Koh Phangan is a stunning tropical island, with its white sand beaches and lush jungle. It is famous for its monthly high-energy, full moon parties with all-night revelling on the beach. But that wasn’t what brought us there, we had a much more important goal than partying…..and we thoroughly enjoyed our stay and the memories of a special time, in our secluded villa in the hills, with monkeys in the jungle beside us and a resident cat called Ricky.
Koh Phangan is seriously in danger of becoming a casualty of its own beauty and success, with constant construction to cater for the insatiable tourists, involving more destruction, deforestation and further strain on the fragile infrastructure. Thai people are renowned for their gentle hospitality but many islanders (but not all) appeared tourist-weary, seeing us as a necessary inconvenience, a revolving conveyer belt of new visitors. But exploitation works both ways and I’m sure that some of the party goers may not be respectful to the locals or their environment.
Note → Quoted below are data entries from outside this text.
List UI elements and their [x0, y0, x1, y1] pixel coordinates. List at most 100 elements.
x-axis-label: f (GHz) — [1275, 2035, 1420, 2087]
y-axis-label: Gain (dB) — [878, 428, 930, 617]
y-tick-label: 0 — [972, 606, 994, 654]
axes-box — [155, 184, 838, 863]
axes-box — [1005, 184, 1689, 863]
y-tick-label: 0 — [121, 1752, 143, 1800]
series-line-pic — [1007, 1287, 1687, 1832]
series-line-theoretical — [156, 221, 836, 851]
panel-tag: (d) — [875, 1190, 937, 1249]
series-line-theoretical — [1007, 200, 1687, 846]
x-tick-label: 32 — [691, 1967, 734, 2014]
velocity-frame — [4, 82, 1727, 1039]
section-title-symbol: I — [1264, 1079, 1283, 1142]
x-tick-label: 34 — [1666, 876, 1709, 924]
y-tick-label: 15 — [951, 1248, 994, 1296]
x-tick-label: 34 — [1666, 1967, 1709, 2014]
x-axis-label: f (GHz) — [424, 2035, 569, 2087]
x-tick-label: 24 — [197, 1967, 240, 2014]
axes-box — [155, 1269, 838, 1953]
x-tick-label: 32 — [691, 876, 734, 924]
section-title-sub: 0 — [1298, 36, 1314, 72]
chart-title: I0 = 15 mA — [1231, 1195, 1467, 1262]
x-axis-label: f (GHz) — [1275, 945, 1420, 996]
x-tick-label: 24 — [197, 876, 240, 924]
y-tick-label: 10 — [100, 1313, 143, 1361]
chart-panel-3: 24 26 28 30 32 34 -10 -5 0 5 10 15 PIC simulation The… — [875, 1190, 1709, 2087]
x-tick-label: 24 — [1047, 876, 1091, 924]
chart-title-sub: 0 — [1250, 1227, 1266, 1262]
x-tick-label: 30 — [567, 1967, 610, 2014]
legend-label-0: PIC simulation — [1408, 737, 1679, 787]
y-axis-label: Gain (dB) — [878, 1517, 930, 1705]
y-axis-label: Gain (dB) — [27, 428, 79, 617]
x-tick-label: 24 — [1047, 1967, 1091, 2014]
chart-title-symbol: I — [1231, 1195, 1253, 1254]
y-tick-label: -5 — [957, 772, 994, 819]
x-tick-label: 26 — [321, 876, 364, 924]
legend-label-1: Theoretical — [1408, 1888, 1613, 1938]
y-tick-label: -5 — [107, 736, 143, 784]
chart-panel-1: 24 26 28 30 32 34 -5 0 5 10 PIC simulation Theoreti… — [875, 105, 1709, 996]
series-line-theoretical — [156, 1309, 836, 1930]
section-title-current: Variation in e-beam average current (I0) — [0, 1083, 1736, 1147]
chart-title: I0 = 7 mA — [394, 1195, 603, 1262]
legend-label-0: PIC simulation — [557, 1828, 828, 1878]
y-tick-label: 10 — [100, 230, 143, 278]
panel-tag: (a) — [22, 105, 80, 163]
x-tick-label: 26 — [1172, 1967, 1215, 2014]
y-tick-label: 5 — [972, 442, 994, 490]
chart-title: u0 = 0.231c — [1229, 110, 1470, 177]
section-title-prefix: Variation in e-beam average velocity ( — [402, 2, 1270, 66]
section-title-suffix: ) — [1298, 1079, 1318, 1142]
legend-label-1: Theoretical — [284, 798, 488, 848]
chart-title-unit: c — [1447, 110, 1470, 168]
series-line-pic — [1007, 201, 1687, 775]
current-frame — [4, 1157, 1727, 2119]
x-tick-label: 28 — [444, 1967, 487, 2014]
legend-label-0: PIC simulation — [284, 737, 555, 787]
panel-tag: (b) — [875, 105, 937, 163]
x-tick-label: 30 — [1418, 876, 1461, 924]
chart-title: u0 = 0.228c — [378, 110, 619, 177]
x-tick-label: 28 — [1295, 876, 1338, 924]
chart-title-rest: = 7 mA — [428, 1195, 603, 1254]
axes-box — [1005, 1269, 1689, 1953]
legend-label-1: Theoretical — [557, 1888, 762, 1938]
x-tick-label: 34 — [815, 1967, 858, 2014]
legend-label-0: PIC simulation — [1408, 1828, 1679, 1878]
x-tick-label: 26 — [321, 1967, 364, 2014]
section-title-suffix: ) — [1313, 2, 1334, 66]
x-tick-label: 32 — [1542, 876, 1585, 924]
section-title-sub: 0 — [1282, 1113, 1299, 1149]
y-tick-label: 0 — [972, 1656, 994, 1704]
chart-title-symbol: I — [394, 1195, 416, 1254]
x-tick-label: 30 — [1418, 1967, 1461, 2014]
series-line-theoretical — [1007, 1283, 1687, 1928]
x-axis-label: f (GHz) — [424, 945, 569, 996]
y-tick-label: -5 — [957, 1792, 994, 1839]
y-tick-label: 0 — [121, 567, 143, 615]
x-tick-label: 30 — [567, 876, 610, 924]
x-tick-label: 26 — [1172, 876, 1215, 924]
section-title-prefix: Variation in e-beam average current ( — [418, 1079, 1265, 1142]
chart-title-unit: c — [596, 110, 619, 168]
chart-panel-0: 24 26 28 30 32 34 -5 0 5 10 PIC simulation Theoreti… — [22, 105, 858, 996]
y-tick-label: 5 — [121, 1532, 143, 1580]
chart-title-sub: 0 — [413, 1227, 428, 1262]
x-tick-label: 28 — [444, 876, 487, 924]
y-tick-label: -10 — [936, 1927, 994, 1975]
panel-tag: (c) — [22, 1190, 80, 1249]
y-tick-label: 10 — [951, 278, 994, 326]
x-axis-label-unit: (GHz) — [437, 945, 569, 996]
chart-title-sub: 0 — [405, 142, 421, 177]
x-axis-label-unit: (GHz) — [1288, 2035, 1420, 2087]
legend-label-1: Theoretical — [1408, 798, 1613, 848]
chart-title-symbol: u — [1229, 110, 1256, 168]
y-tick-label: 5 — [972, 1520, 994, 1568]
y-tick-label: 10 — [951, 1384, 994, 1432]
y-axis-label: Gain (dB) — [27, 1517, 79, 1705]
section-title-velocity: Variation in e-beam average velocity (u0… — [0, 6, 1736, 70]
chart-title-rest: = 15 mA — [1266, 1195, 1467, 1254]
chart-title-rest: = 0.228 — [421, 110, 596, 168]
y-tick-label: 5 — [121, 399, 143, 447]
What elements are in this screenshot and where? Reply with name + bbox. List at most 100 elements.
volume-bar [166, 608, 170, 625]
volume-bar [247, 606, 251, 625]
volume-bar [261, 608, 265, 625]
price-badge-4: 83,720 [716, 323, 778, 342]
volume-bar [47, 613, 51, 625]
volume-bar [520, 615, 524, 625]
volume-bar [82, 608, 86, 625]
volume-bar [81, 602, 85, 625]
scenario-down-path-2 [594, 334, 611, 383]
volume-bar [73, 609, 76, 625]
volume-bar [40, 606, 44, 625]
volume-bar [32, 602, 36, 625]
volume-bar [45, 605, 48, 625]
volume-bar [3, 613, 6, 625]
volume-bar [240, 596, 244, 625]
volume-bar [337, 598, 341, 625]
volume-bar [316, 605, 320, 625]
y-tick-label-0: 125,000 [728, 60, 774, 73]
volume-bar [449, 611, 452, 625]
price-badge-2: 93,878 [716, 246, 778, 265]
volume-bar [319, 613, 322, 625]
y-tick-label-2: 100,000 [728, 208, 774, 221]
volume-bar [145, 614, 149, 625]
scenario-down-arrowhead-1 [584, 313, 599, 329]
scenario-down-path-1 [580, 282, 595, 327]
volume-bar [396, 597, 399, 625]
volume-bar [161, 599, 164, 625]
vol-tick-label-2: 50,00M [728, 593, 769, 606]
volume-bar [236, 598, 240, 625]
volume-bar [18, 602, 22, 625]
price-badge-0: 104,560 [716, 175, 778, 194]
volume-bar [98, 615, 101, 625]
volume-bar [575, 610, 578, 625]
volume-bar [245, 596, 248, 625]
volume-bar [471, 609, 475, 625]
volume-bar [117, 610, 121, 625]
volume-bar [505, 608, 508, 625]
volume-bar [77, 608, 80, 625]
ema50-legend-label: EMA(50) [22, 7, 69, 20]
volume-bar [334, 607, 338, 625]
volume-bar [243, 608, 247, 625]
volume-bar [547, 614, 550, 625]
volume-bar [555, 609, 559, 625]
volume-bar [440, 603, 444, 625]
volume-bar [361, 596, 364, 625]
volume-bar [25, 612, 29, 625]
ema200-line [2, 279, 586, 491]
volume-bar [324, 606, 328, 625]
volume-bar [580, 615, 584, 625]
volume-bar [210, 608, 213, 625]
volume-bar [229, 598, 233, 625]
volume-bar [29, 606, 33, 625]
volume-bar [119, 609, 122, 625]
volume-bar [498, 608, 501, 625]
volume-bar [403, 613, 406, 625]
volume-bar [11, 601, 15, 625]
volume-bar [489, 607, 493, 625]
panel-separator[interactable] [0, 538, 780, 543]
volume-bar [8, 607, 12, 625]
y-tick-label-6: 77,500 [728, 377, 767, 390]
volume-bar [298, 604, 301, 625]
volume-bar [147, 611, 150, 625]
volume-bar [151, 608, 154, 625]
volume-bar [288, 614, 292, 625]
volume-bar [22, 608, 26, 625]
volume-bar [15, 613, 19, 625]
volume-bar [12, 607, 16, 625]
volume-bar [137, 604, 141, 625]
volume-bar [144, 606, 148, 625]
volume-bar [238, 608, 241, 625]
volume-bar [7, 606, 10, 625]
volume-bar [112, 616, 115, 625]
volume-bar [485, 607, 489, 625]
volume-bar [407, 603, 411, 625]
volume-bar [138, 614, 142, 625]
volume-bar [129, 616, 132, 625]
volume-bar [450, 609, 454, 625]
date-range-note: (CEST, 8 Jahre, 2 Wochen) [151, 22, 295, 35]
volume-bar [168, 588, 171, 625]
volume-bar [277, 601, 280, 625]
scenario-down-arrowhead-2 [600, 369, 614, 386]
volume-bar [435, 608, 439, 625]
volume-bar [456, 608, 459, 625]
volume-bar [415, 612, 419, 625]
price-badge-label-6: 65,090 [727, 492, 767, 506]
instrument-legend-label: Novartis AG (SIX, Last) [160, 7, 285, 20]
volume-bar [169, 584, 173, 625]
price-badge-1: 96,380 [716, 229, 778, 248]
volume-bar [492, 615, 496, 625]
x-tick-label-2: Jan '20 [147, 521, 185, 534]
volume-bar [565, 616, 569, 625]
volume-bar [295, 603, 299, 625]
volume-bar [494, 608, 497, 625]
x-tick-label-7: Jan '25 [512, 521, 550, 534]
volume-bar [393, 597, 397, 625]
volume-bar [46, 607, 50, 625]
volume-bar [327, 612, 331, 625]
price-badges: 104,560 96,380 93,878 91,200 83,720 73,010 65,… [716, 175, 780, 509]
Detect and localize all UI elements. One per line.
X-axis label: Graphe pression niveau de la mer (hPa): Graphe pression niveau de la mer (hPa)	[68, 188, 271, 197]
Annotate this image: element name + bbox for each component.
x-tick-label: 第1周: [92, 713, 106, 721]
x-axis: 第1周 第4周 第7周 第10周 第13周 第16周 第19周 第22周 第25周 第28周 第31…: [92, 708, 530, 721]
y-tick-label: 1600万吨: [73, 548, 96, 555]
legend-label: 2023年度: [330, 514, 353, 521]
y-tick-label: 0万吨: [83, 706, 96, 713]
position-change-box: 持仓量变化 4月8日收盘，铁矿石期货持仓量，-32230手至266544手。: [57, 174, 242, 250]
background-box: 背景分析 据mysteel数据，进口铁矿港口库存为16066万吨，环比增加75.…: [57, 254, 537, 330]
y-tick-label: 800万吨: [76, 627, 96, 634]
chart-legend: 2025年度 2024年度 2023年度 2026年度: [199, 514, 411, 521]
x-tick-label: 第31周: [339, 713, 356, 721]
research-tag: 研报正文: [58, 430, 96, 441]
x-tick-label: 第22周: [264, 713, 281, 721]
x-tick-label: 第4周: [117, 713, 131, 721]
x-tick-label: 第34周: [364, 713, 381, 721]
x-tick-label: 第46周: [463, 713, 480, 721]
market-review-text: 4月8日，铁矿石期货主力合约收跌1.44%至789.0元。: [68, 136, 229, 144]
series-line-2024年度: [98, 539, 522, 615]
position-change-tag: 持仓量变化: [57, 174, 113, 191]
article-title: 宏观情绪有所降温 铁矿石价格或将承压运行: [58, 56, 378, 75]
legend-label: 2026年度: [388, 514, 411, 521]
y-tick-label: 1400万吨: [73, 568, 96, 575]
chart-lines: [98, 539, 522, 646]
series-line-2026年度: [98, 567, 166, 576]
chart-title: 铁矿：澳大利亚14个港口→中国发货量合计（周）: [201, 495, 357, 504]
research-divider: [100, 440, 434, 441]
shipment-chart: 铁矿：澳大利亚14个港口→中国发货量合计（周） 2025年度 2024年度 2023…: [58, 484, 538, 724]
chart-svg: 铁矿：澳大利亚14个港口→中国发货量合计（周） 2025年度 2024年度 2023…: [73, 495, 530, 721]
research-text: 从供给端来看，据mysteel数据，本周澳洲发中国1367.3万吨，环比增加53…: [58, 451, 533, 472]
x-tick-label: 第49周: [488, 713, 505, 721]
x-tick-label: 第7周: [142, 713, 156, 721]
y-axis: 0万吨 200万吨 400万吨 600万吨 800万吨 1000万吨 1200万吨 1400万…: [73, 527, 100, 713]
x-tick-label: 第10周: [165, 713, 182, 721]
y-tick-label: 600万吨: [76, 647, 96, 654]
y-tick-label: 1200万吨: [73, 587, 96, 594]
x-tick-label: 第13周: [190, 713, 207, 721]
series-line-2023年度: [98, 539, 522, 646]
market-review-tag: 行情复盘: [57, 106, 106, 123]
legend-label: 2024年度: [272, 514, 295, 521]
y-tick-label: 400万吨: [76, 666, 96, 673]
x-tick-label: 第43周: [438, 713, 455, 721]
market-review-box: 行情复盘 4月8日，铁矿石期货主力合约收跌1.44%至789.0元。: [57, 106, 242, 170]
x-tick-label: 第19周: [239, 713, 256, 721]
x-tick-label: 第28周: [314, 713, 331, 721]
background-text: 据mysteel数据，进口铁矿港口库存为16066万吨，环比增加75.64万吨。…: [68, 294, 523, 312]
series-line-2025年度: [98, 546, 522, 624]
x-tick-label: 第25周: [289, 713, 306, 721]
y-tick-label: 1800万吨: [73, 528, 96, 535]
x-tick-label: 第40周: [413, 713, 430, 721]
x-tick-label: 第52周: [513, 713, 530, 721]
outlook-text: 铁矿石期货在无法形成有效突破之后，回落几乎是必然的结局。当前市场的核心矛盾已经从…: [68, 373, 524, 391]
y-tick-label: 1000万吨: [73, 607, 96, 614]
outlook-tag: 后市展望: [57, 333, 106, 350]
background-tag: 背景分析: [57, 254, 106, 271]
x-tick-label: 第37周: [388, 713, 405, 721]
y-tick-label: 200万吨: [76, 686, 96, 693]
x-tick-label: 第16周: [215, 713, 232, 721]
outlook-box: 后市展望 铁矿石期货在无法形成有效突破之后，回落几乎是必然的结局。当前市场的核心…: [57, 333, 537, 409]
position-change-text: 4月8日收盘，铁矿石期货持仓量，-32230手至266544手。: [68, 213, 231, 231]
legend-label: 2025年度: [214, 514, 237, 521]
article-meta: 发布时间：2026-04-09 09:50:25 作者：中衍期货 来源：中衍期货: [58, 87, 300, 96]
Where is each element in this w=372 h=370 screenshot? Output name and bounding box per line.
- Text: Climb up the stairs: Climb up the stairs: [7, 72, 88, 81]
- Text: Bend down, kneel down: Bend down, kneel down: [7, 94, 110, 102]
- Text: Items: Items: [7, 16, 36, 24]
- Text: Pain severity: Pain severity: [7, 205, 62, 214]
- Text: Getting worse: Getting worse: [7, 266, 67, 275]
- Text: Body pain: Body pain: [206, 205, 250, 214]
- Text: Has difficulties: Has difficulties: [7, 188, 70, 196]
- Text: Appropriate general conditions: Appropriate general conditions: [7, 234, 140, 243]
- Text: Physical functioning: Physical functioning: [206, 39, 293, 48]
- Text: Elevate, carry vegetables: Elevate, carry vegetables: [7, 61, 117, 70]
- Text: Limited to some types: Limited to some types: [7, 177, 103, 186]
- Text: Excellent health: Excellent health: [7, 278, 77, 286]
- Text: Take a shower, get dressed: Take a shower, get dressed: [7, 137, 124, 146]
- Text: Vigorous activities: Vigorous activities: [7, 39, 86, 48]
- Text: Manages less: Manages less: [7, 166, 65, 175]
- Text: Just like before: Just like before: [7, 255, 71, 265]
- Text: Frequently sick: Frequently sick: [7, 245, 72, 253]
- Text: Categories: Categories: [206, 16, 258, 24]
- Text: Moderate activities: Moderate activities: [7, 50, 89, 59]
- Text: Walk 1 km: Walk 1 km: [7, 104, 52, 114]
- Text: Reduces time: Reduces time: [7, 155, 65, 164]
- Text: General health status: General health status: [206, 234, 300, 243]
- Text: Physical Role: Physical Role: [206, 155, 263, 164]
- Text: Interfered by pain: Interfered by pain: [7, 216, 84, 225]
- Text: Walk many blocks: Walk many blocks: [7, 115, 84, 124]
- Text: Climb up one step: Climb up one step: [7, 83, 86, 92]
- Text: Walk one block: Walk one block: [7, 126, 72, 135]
We are now on the mainland in Surat thani, having booked a sleeper train to take us overnight to the Malaysian border and the difference in attitude at our hotel and on the streets is palpable. We are again welcomed with smiles and that gracious gentleness but one things for certain, we will never forget our time on Koh Phangan, when we holidayed with our wonderful adult children and their chosen ones.